The weather is wild where we live, so bad that everyone ended up home early just to get out of it. So that means have a full house today which is for plenty of company for everyone.

Mag is deliberating over two jobs he is applying for, both have their good points and both would be equally suitable for him, except the one he wants most would be the second one he will be interviewed for. So in theory if he gets accepted for the first job and then offered the second job a week later he will have to make a difficult decision regarding one of them. Similarly if he doesn’t go for the first job then doesn’t get the second job he could end up with nothing. It’s not for us as parents to interfere, but we are of the belief he should go for both interviews anyway and see what happens.

Sol has art class tonight, there’s one left of this particular course after tonight which is bitter sweet for her. It has been fun, and the other art class she goes to has only one class left also. Sol is definitely creative, her drawings are amazing and I would not be surprised if art is the direction she will take when she chooses next level of education and a career. She has plenty time to know what she wants to do, but in the mean time we are encouraging her all we can.

Speaking of careers I need to think carefully over the next few months what I want to do too. Whilst I have taken time away from what I call gainful employment the past few years, I have still continued to work at several jobs. My career has taken a back seat while I educate the children, but it won’t be long till I no longer have the children to take up my days. I currently work for the local newspaper, I have a little column which I write once a week for. It’s not much, and certainly not something that is financially viable, though they do pay me some expenses. Over the years I have had several little business ventures selling items online, and for a while I was running two online stores. It’s not enough now, I need to be thinking seriously what is next. Some might think it’s premature to be thinking this way but if I need any training or school to do I need to be deciding very soon for a new term start in September. I have a degree in timber technology, I could go back into the building trade, but then again I am not sure that is what I want to do. I’m at the point in my life I can pick something I like and I’m passionate about, so you can see what my dilemma is.

🍰🍰🍰

I made this chocolate cake today. I have to confess I am a lazy chef, I sometimes I like to just mix and go, this is what I did today. I had some frosting left over from making the muffins and no1 daughter has asked me every day for a fortnight to make chocolate cake. So, rich chocolate cake is what I made.

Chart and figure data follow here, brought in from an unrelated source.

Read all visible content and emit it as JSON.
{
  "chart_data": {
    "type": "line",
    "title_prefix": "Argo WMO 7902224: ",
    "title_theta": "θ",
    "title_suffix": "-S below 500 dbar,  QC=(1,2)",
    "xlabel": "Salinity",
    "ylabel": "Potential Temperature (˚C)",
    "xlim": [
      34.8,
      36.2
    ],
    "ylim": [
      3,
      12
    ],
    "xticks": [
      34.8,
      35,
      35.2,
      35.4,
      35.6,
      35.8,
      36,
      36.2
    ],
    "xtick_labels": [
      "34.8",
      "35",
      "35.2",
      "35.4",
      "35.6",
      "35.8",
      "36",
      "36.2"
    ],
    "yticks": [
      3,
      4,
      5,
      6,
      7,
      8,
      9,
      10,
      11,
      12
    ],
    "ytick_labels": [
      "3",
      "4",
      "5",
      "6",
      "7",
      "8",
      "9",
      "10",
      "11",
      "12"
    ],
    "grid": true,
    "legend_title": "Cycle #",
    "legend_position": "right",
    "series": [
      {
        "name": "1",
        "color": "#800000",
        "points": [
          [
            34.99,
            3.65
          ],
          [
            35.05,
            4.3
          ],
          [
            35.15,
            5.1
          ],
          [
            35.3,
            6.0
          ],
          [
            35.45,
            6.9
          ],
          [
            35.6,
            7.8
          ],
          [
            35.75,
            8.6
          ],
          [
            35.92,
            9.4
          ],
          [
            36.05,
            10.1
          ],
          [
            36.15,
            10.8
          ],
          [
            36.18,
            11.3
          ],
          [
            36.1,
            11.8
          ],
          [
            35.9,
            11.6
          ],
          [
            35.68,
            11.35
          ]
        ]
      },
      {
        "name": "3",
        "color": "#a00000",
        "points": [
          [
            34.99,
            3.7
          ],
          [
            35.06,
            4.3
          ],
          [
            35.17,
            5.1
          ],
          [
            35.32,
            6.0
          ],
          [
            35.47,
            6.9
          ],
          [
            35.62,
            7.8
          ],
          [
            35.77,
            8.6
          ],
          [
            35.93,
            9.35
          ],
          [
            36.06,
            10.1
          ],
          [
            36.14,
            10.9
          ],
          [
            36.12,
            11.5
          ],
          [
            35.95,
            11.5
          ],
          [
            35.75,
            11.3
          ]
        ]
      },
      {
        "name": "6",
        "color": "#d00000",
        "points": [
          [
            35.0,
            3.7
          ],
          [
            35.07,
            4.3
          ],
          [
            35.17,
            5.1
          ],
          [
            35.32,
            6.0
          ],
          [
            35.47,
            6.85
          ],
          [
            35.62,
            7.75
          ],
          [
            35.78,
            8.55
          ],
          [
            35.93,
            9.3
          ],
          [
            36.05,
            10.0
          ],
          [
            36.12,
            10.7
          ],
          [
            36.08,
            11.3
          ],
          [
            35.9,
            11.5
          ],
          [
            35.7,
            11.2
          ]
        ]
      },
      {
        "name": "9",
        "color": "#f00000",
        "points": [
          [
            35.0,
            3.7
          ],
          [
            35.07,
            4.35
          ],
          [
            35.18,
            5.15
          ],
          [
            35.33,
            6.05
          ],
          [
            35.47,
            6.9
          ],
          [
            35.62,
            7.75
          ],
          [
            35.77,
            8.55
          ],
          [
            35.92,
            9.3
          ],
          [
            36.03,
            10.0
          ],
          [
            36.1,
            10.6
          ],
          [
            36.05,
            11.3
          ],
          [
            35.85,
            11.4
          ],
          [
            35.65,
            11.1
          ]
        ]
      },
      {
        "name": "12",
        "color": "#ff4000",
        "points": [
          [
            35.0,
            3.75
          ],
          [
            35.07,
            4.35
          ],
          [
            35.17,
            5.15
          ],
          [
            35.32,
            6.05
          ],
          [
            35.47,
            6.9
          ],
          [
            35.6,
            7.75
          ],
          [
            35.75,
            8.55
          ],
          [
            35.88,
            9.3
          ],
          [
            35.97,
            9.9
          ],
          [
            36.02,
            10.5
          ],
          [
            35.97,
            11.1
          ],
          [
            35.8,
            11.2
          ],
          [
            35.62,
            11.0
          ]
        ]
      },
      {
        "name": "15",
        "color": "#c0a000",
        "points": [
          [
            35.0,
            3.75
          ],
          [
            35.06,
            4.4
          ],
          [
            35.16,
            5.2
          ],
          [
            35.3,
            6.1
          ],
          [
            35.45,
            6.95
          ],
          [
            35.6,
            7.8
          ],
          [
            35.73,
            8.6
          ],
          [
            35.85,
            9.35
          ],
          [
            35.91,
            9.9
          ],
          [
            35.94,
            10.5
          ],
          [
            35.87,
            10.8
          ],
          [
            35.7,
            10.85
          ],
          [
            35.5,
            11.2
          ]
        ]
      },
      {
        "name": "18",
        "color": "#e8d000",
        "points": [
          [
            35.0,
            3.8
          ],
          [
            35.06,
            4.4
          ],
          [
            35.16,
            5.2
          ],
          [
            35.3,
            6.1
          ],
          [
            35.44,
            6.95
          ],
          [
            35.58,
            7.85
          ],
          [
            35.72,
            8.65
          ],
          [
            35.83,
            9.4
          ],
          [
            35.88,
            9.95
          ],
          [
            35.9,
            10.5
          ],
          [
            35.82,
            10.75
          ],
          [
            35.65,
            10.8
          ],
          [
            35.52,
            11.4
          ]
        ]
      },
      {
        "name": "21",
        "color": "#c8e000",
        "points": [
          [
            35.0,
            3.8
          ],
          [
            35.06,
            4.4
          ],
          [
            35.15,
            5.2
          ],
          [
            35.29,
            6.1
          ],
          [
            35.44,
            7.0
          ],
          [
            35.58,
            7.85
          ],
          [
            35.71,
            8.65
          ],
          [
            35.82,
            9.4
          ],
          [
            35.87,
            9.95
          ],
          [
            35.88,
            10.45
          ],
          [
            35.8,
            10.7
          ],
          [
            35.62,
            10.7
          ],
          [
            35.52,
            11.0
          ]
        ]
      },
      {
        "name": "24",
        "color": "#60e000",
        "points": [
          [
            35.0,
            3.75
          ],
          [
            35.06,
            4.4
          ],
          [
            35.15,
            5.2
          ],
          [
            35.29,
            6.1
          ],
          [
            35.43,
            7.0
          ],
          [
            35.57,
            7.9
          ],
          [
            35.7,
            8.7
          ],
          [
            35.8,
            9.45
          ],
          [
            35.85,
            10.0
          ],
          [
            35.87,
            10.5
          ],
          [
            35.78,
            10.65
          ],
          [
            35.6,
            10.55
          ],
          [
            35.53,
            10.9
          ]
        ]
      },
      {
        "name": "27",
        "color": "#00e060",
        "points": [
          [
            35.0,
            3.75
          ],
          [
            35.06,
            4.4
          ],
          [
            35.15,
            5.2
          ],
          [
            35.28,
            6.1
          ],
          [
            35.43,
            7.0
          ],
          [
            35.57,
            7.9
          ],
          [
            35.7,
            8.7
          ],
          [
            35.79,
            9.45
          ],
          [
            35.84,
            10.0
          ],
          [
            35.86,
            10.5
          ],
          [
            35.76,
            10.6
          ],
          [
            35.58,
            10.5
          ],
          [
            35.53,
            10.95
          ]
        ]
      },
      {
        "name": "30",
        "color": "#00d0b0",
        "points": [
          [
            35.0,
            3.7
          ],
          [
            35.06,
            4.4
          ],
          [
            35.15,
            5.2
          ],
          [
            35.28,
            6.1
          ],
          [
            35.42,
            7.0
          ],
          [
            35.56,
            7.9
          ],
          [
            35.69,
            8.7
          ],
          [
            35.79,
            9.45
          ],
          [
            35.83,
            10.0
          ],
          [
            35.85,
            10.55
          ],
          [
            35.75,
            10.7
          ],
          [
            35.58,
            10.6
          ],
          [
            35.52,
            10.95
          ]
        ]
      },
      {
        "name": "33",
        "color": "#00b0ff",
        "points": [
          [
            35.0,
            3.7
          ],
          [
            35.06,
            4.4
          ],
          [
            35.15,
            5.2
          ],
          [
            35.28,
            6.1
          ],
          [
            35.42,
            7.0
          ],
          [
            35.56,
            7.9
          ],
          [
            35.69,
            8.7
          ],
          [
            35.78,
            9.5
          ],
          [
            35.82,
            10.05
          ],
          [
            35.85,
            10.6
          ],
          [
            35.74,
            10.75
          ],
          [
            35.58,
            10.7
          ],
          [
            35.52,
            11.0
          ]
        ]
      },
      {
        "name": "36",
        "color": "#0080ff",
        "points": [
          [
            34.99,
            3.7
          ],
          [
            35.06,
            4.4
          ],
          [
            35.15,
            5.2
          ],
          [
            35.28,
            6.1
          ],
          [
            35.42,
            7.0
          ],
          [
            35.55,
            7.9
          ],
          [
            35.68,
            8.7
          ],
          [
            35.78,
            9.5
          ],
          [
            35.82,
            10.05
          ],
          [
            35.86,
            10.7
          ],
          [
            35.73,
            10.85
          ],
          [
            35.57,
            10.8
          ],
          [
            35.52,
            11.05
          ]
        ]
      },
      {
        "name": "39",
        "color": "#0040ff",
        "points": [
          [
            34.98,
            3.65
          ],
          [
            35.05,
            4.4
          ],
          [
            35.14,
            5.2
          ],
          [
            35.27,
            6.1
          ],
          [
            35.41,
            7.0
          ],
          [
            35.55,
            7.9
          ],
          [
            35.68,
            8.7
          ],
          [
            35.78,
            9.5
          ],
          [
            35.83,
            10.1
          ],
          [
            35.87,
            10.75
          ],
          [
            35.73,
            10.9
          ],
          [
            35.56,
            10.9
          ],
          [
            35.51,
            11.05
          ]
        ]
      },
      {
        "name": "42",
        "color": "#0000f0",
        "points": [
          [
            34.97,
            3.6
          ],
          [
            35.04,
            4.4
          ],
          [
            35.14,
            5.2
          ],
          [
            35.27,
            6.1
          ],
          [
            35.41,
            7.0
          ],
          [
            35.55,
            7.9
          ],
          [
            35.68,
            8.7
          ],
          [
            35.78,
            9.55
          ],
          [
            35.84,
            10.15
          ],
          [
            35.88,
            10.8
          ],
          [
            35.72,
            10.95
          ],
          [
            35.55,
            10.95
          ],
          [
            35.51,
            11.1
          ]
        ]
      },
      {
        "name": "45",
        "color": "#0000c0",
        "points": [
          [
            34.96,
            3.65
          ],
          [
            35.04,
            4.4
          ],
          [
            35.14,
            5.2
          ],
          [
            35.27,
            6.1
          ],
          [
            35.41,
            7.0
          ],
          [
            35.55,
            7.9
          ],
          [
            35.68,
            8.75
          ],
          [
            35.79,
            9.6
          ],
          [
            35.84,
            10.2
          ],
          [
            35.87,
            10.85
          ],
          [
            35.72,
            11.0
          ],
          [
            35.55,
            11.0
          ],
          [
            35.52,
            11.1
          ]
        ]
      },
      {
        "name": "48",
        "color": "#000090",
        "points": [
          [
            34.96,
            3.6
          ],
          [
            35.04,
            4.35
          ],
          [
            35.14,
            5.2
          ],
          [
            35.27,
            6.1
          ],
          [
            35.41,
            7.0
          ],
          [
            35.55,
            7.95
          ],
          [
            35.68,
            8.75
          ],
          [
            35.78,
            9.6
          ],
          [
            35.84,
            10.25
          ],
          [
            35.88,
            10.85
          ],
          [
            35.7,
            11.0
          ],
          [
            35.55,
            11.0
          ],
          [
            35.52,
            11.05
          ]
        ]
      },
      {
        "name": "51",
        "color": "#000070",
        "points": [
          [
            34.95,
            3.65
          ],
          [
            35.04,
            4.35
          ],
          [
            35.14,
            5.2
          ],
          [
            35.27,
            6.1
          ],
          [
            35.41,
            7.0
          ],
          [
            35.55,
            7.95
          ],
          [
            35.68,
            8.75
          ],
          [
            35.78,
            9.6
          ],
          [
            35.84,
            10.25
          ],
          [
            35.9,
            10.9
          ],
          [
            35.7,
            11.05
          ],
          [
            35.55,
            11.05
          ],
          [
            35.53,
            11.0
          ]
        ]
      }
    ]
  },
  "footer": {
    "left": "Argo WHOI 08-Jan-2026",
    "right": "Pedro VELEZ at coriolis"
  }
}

This cake is a bit different from all the other cakes you might make. First thing is, there’s a lot of sugar in it, not something I usually do, but the recipe works and you get an incredibly rich dark cake. Secondly there is a lot of liquid in the recipe, when you mix the cake it’s going to look like chocolate milk. The third thing that’s different about this cake is you literally just put everything in one bowl and mix for a couple of minutes, the beaters just slosh around in the liquid and you have a cake ready to be baked.

The usual recipe calls for the cake to be made into two 23cm /9inch pans, today I made mine in 7inch pans which are around 18cm. The smaller cake pan gives you a taller cake, it still works though. It really doesn’t matter what cake pan you use, you could also make this into a large loaf pan.

Rich Chocolatey Chocolate Cake

Ingredients

400g / 14oz caster sugar

240g /8.5oz plain flour (AP flour)

2 eggs

50g /2oz cocoa powder

250ml milk

125ml vegetable oil

250ml very hot or boiling water

1.5 teaspoons baking powder

1.5 teaspoons bicarbonate of soda

1 teaspoon salt

2 teaspoon vanilla essence

Method

Preheat the oven at 180C/350F

Put all the ingredients in a bowl and mix.

Pour your cake liquid into your cake pans and bake for 30 to 35 minutes at 180C/350F, test for doneness with a cocktail stick. This cake is dark and it’s hard to tell visually when it’s cooked through so really best to check.

Allow the cakes to cool for a little while before you turn them out on a cooling rack.

I decorated mine with some chocolate frosting in the middle and melted a caramel chocolate bar on top. The good thing about this cake is that it is so rich you only need a tiny slice to make you feel satisfied, it would also be nice served with ice cream.

😻

As I am sitting trying to write this post Walter has decided he wants my attention, I will leave you with this photograph as it is obvious to me that I am not to write anymore.